Rev. argent. sociol. v.4 n.6 Buenos Aires ene./jun. 2006

 

La fragilidad de los vínculos humanos en la moderna sociedad líquida. Amor líquido. Acerca de la fragilidad de los vínculos humanos. Zygmunt Bauman. (Fondo de Cultura Económica, Buenos Aires, 2005)

Guido Vespucci

Universidad Nacional de Mar del Plata

guivespucci@yahoo.com.ar
Guido Vespucci. Profesor en Historia. Equipo Familia del Programa de Estudios sobre Población y Trabajo, Universidad Nacional de Mar del Plata.

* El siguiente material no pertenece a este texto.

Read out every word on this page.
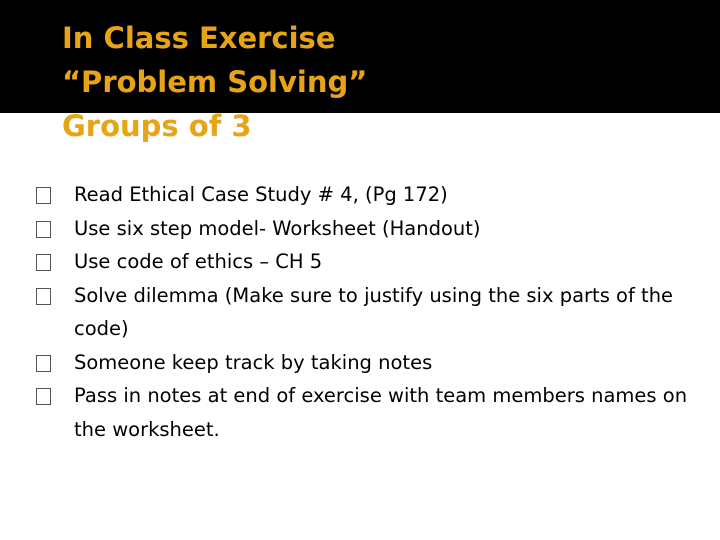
In Class Exercise
“Problem Solving”
Groups of 3
Read Ethical Case Study # 4, (Pg 172)
Use six step model- Worksheet (Handout)
Use code of ethics – CH 5
Solve dilemma (Make sure to justify using the six parts of the code)
Someone keep track by taking notes
Pass in notes at end of exercise with team members names on the worksheet.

Gracias al desarrollo sistemático de la coordenada analítica que Zygmunt Bauman expuso en Modernidad líquida (2003a), referente al proceso de licuefacción de las sociedades modernas, ahora este sociólogo polaco puede permitirse desentrañar, bajo esta misma clave, los aspectos más sutiles de dicho proceso. Amor líquido es, entonces, un acercamiento a la realidad más inmediata de los sujetos modernos: el amor, la sexualidad, la amistad, la solidaridad, las relaciones familiares, todos estos vínculos que van quedando presos de una lógica social que fragmenta y diluye las instituciones erigidas por la modernidad, hasta dejar al individuo en una situación de inédita soledad. La angustia y la incertidumbre resultantes de este devenir histórico no son, sin embargo, problemas privados de cada sujeto, aunque puedan vivenciarse como tales -y tenemos aquí una gran paradoja-, sino que responden a un modus operandi económico y cultural, que es de carácter global. Bauman se encarga bien de recalcar este aspecto: que ni son dilemas locales ni pueden resolverse de manera local, pero la dificultad es que la humanidad no dispone todavía de otra organización institucional sólida que no sea la que ofrece la modernidad, la que justamente, día a día, transita su desintegración.
¿Qué es lo que emerge a medida que todo lo sólido se desvanece en el aire?1 Aquí está la ardua tarea de Barman, que consiste en registrar las características que conforman al hombre de la moderna sociedad líquida, el homo economicus, o más precisamente el homo consumens, binomios que sintetizan su máxima aspiración en esta obra: lograr un identikit cuyo motor es la reducción de todas las relaciones humanas a una lógica de costo-beneficio.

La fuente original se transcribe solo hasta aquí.